Node 7: The Open DOJ Investigation
Tether is currently under Department of Justice investigation for alleged money laundering and sanctions evasion. An estimated $8 billion in alleged Russian sanctions circumvention has moved through USDT. The Commerce Secretary whose family’s trust holds Cantor equity which holds 99% of Tether’s reserves and a 5%-plus stake in Tether itself — oversees the regulatory environment in which that investigation proceeds. He received a limited ethics waiver in July 2025 permitting participation in “senior strategic and executive” discussions on issues that could have “minimal impact” on the businesses he divested.
What This Means Right Now for Deal Work
I’ll keep this section tight because I’m going to go deeper in subsequent pieces.
If you are evaluating any company with material USDT exposure as collateral, as treasury holdings, as a payment rail the counterparty risk picture is not just Tether’s reserve quality. It includes the regulatory disposition of a $180 billion stablecoin whose dominant custodian is controlled by the family of a sitting Commerce Secretary, while that stablecoin issuer is under federal criminal investigation and the custodian’s family trust borrowed money from the issuer the day after acquiring control of the custodian.
That sentence is complicated. The underlying reality is more complicated. Which is exactly why I’m running a formal investigation rather than writing opinion pieces about it.
What I can say now, based on documented public sources:
Any deal team treating USDT as a neutral treasury instrument without understanding the Cantor-Tether-Lutnick triangle is missing a material concentration and regulatory risk that is actively under congressional scrutiny.
The GENIUS Act created a compliance framework. But it left Tether’s 60% market share outside its audit requirements. And the people most positioned to close or not close that gap have documented financial ties to the company that would be most affected by the outcome.
What’s Coming Next
Red Dog Security has opened a formal OSINT investigation into the entity relationships documented above. The next installment will begin pulling threads orporate filings, entity registration records, timeline analysis, relationship mapping using passive-only methodology under our published Research Ethics Policy.
Every time I pull one thread in this story, five more appear.
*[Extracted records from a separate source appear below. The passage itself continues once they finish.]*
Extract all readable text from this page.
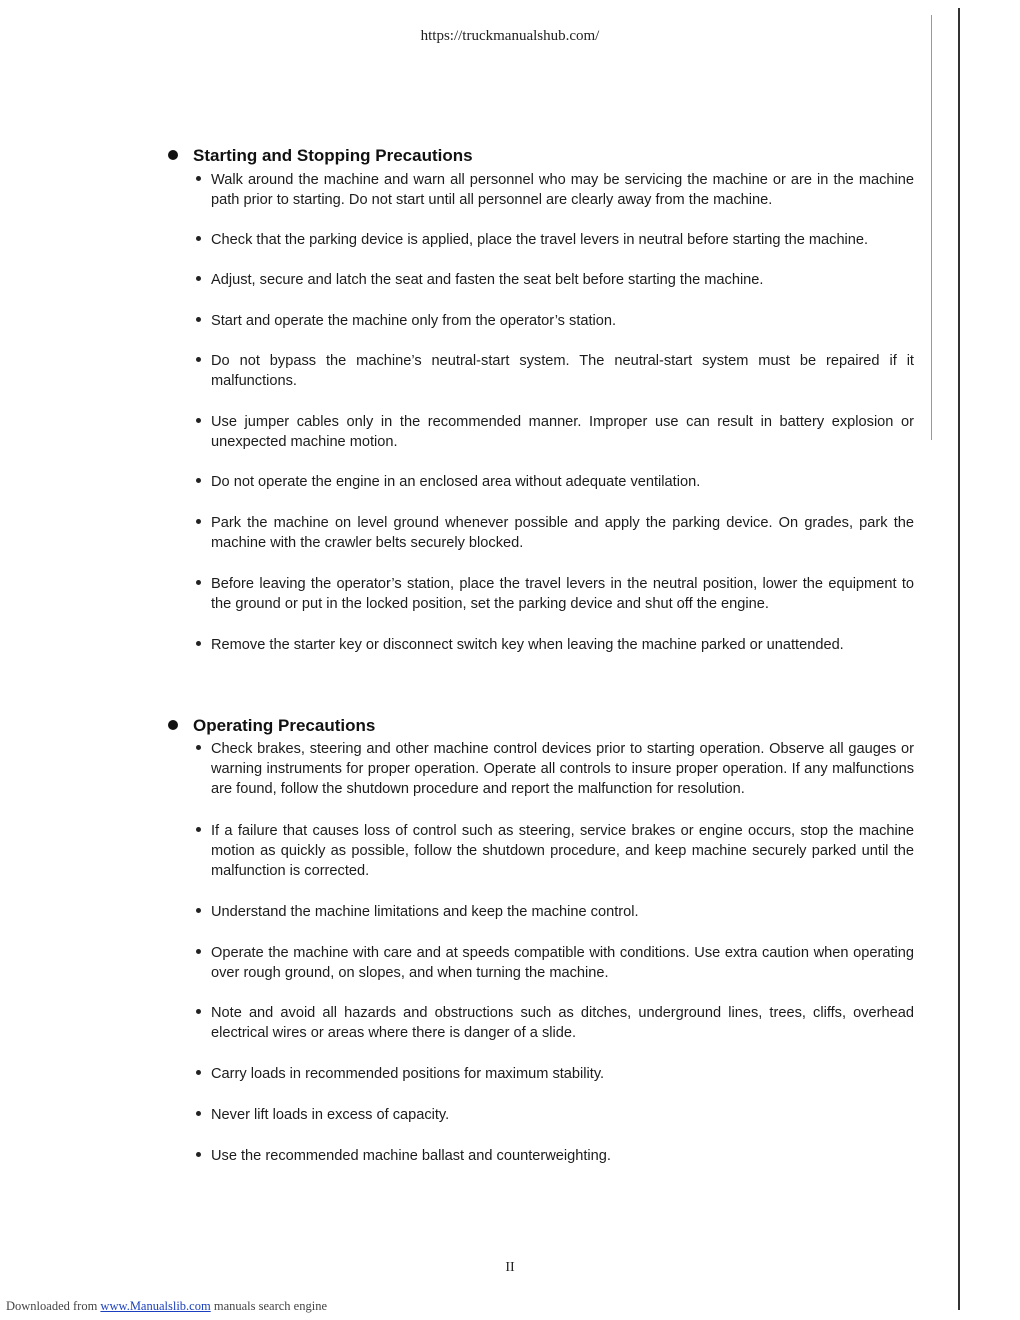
https://truckmanualshub.com/
Starting and Stopping Precautions
Walk around the machine and warn all personnel who may be servicing the machine or are in the machine path prior to starting. Do not start until all personnel are clearly away from the machine.
Check that the parking device is applied, place the travel levers in neutral before starting the machine.
Adjust, secure and latch the seat and fasten the seat belt before starting the machine.
Start and operate the machine only from the operator’s station.
Do not bypass the machine’s neutral-start system. The neutral-start system must be repaired if it malfunctions.
Use jumper cables only in the recommended manner. Improper use can result in battery explosion or unexpected machine motion.
Do not operate the engine in an enclosed area without adequate ventilation.
Park the machine on level ground whenever possible and apply the parking device. On grades, park the machine with the crawler belts securely blocked.
Before leaving the operator’s station, place the travel levers in the neutral position, lower the equipment to the ground or put in the locked position, set the parking device and shut off the engine.
Remove the starter key or disconnect switch key when leaving the machine parked or unattended.
Operating Precautions
Check brakes, steering and other machine control devices prior to starting operation. Observe all gauges or warning instruments for proper operation. Operate all controls to insure proper operation. If any malfunctions are found, follow the shutdown procedure and report the malfunction for resolution.
If a failure that causes loss of control such as steering, service brakes or engine occurs, stop the machine motion as quickly as possible, follow the shutdown procedure, and keep machine securely parked until the malfunction is corrected.
Understand the machine limitations and keep the machine control.
Operate the machine with care and at speeds compatible with conditions. Use extra caution when operating over rough ground, on slopes, and when turning the machine.
Note and avoid all hazards and obstructions such as ditches, underground lines, trees, cliffs, overhead electrical wires or areas where there is danger of a slide.
Carry loads in recommended positions for maximum stability.
Never lift loads in excess of capacity.
Use the recommended machine ballast and counterweighting.
II
Downloaded from www.Manualslib.com manuals search engine
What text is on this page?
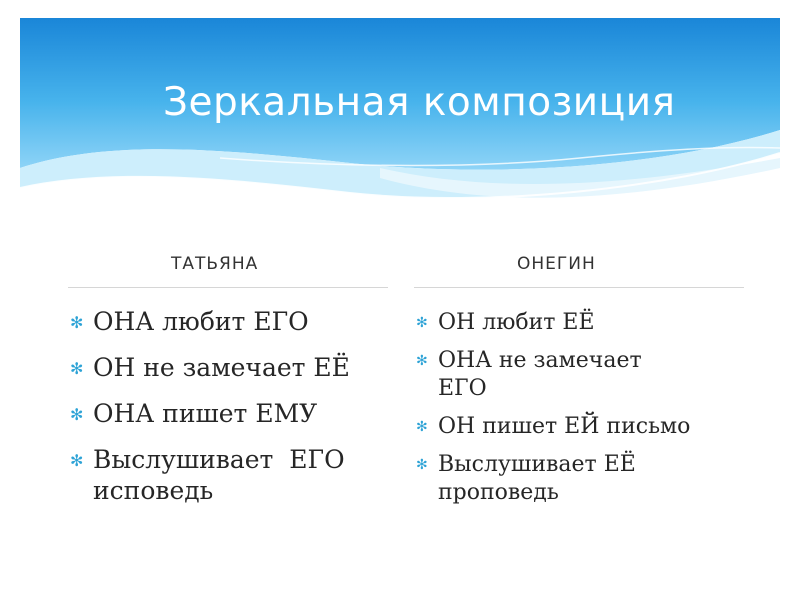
Зеркальная композиция
ТАТЬЯНА	ОНЕГИН
✻ ОНА любит ЕГО
✻ ОН не замечает ЕЁ
✻ ОНА пишет ЕМУ
✻ Выслушивает  ЕГО исповедь
✻ ОН любит ЕЁ
✻ ОНА не замечает ЕГО
✻ ОН пишет ЕЙ письмо
✻ Выслушивает ЕЁ проповедь
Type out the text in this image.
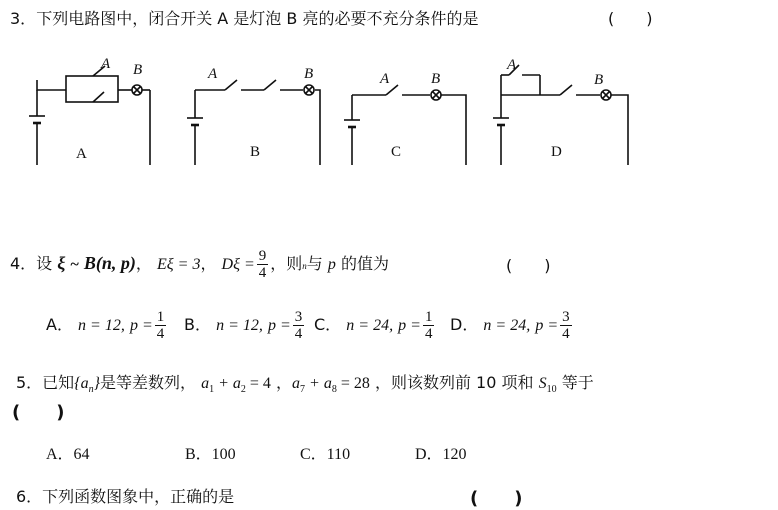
3．下列电路图中，闭合开关 A 是灯泡 B 亮的必要不充分条件的是	(　　)
A B	A	B	A	B
A
B
A	B	C	D
4．设 ξ ~ B(n, p)， Eξ = 3， $D\xi = \frac{9}{4}$ ，则n与 p 的值为	(　　)
A． n = 12, $p = \frac{1}{4}$ B． n = 12, $p = \frac{3}{4}$ C． n = 24, $p = \frac{1}{4}$ D． n = 24, $p = \frac{3}{4}$
5．已知$\{a_n\}$是等差数列， $a_1 + a_2 = 4$ ，$a_7 + a_8 = 28$ ，则该数列前 10 项和 $S_{10}$ 等于
(　　)
A．64	B．100	C．110	D．120
6．下列函数图象中，正确的是	(　　)
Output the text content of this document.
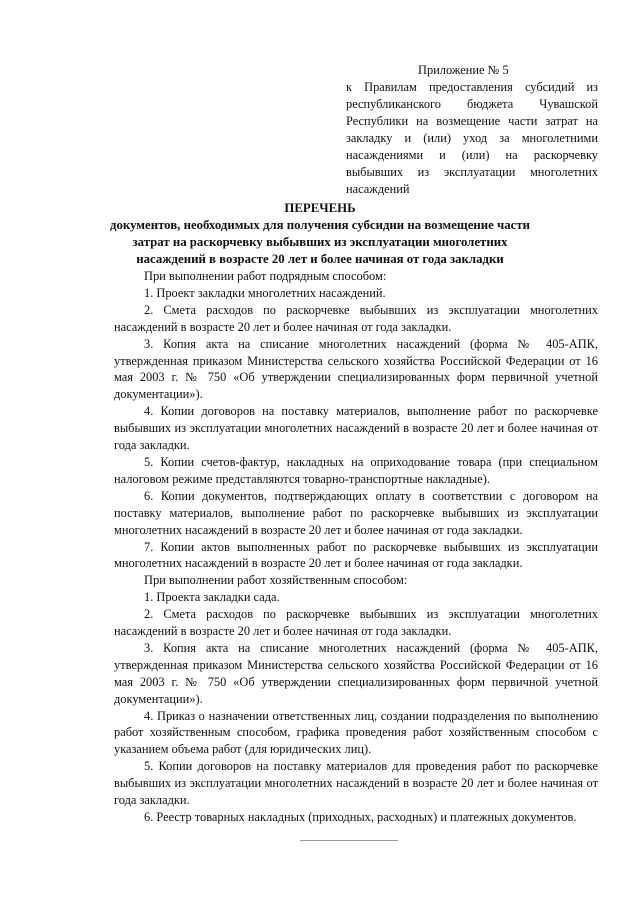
Приложение № 5
к Правилам предоставления субсидий из республиканского бюджета Чувашской Республики на возмещение части затрат на закладку и (или) уход за многолетними насаждениями и (или) на раскорчевку выбывших из эксплуатации многолетних насаждений
ПЕРЕЧЕНЬ
документов, необходимых для получения субсидии на возмещение части затрат на раскорчевку выбывших из эксплуатации многолетних насаждений в возрасте 20 лет и более начиная от года закладки

При выполнении работ подрядным способом:

1. Проект закладки многолетних насаждений.

2. Смета расходов по раскорчевке выбывших из эксплуатации многолетних насаждений в возрасте 20 лет и более начиная от года закладки.

3. Копия акта на списание многолетних насаждений (форма № 405-АПК, утвержденная приказом Министерства сельского хозяйства Российской Федерации от 16 мая 2003 г. № 750 «Об утверждении специализированных форм первичной учетной документации»).

4. Копии договоров на поставку материалов, выполнение работ по раскорчевке выбывших из эксплуатации многолетних насаждений в возрасте 20 лет и более начиная от года закладки.

5. Копии счетов-фактур, накладных на оприходование товара (при специальном налоговом режиме представляются товарно-транспортные накладные).

6. Копии документов, подтверждающих оплату в соответствии с договором на поставку материалов, выполнение работ по раскорчевке выбывших из эксплуатации многолетних насаждений в возрасте 20 лет и более начиная от года закладки.

7. Копии актов выполненных работ по раскорчевке выбывших из эксплуатации многолетних насаждений в возрасте 20 лет и более начиная от года закладки.

При выполнении работ хозяйственным способом:

1. Проекта закладки сада.

2. Смета расходов по раскорчевке выбывших из эксплуатации многолетних насаждений в возрасте 20 лет и более начиная от года закладки.

3. Копия акта на списание многолетних насаждений (форма № 405-АПК, утвержденная приказом Министерства сельского хозяйства Российской Федерации от 16 мая 2003 г. № 750 «Об утверждении специализированных форм первичной учетной документации»).

4. Приказ о назначении ответственных лиц, создании подразделения по выполнению работ хозяйственным способом, графика проведения работ хозяйственным способом с указанием объема работ (для юридических лиц).

5. Копии договоров на поставку материалов для проведения работ по раскорчевке выбывших из эксплуатации многолетних насаждений в возрасте 20 лет и более начиная от года закладки.

6. Реестр товарных накладных (приходных, расходных) и платежных документов.
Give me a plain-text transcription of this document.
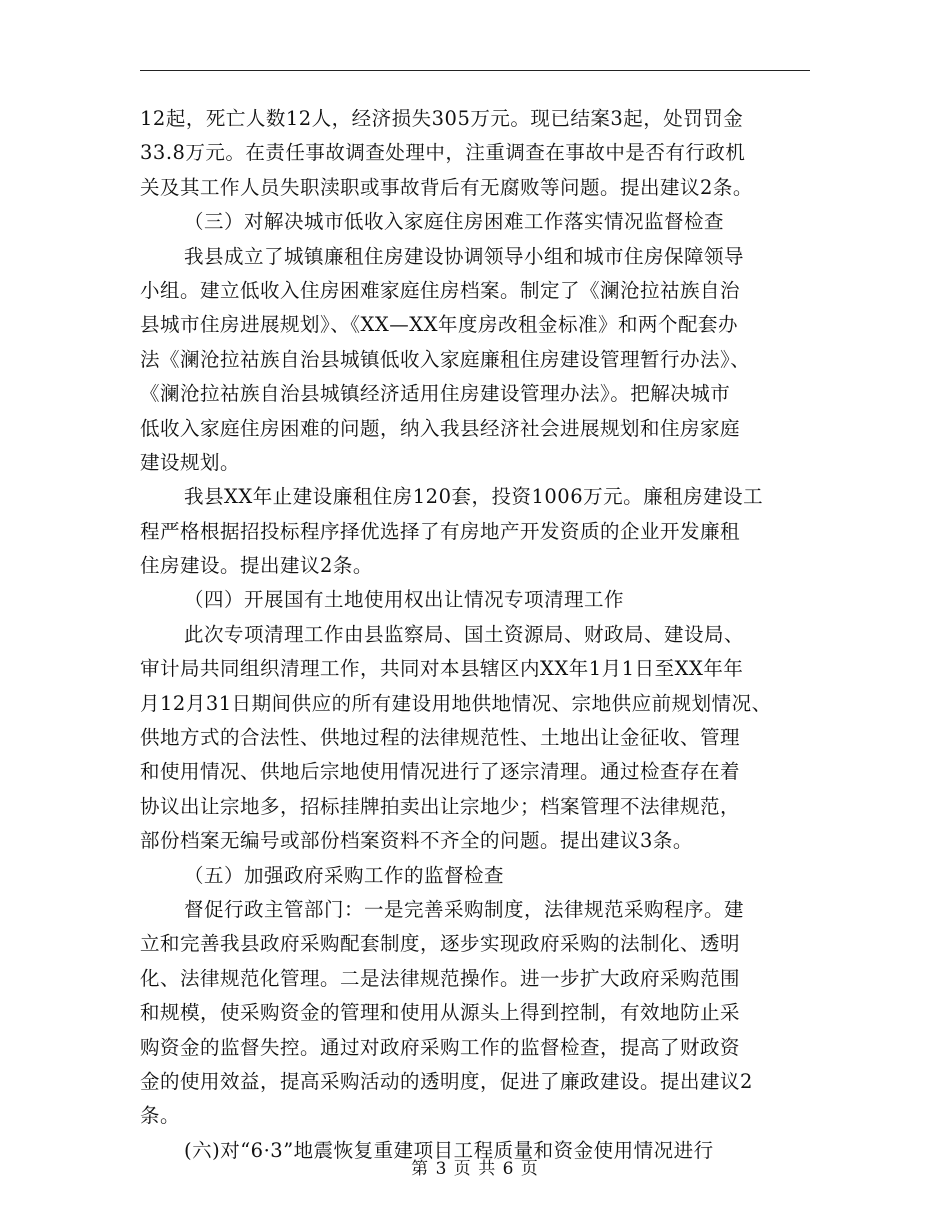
12起，死亡人数12人，经济损失305万元。现已结案3起，处罚罚金
33.8万元。在责任事故调查处理中，注重调查在事故中是否有行政机
关及其工作人员失职渎职或事故背后有无腐败等问题。提出建议2条。
（三）对解决城市低收入家庭住房困难工作落实情况监督检查
我县成立了城镇廉租住房建设协调领导小组和城市住房保障领导
小组。建立低收入住房困难家庭住房档案。制定了《澜沧拉祜族自治
县城市住房进展规划》、《XX—XX年度房改租金标准》和两个配套办
法《澜沧拉祜族自治县城镇低收入家庭廉租住房建设管理暂行办法》、
《澜沧拉祜族自治县城镇经济适用住房建设管理办法》。把解决城市
低收入家庭住房困难的问题，纳入我县经济社会进展规划和住房家庭
建设规划。
我县XX年止建设廉租住房120套，投资1006万元。廉租房建设工
程严格根据招投标程序择优选择了有房地产开发资质的企业开发廉租
住房建设。提出建议2条。
（四）开展国有土地使用权出让情况专项清理工作
此次专项清理工作由县监察局、国土资源局、财政局、建设局、
审计局共同组织清理工作，共同对本县辖区内XX年1月1日至XX年年
月12月31日期间供应的所有建设用地供地情况、宗地供应前规划情况、
供地方式的合法性、供地过程的法律规范性、土地出让金征收、管理
和使用情况、供地后宗地使用情况进行了逐宗清理。通过检查存在着
协议出让宗地多，招标挂牌拍卖出让宗地少；档案管理不法律规范，
部份档案无编号或部份档案资料不齐全的问题。提出建议3条。
（五）加强政府采购工作的监督检查
督促行政主管部门：一是完善采购制度，法律规范采购程序。建
立和完善我县政府采购配套制度，逐步实现政府采购的法制化、透明
化、法律规范化管理。二是法律规范操作。进一步扩大政府采购范围
和规模，使采购资金的管理和使用从源头上得到控制，有效地防止采
购资金的监督失控。通过对政府采购工作的监督检查，提高了财政资
金的使用效益，提高采购活动的透明度，促进了廉政建设。提出建议2
条。
(六)对“6·3”地震恢复重建项目工程质量和资金使用情况进行
第 3 页 共 6 页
That’s not an exaggeration. Brandon Lutnick interned at Tether before his father became Commerce Secretary. The USAT CEO came directly from the White House crypto policy office. The structure of the Dynasty Trust loan means Tether gains additional Cantor equity as collateral converts. Cantor holds over 30% of its portfolio in MicroStrategy stock and options the same company that champions Bitcoin accumulation while co-chairing Twenty One Capital.
This is going to take weeks, possibly months, to map properly. I will publish findings as they develop and I will be explicit about confidence levels throughout what’s verified, what’s alleged, and what’s still open.
All investigation work follows Red Dog Security’s published Research Ethics and Methodology Policy. Passive OSINT only. Publicly available sources only. No engagement with any party under investigation.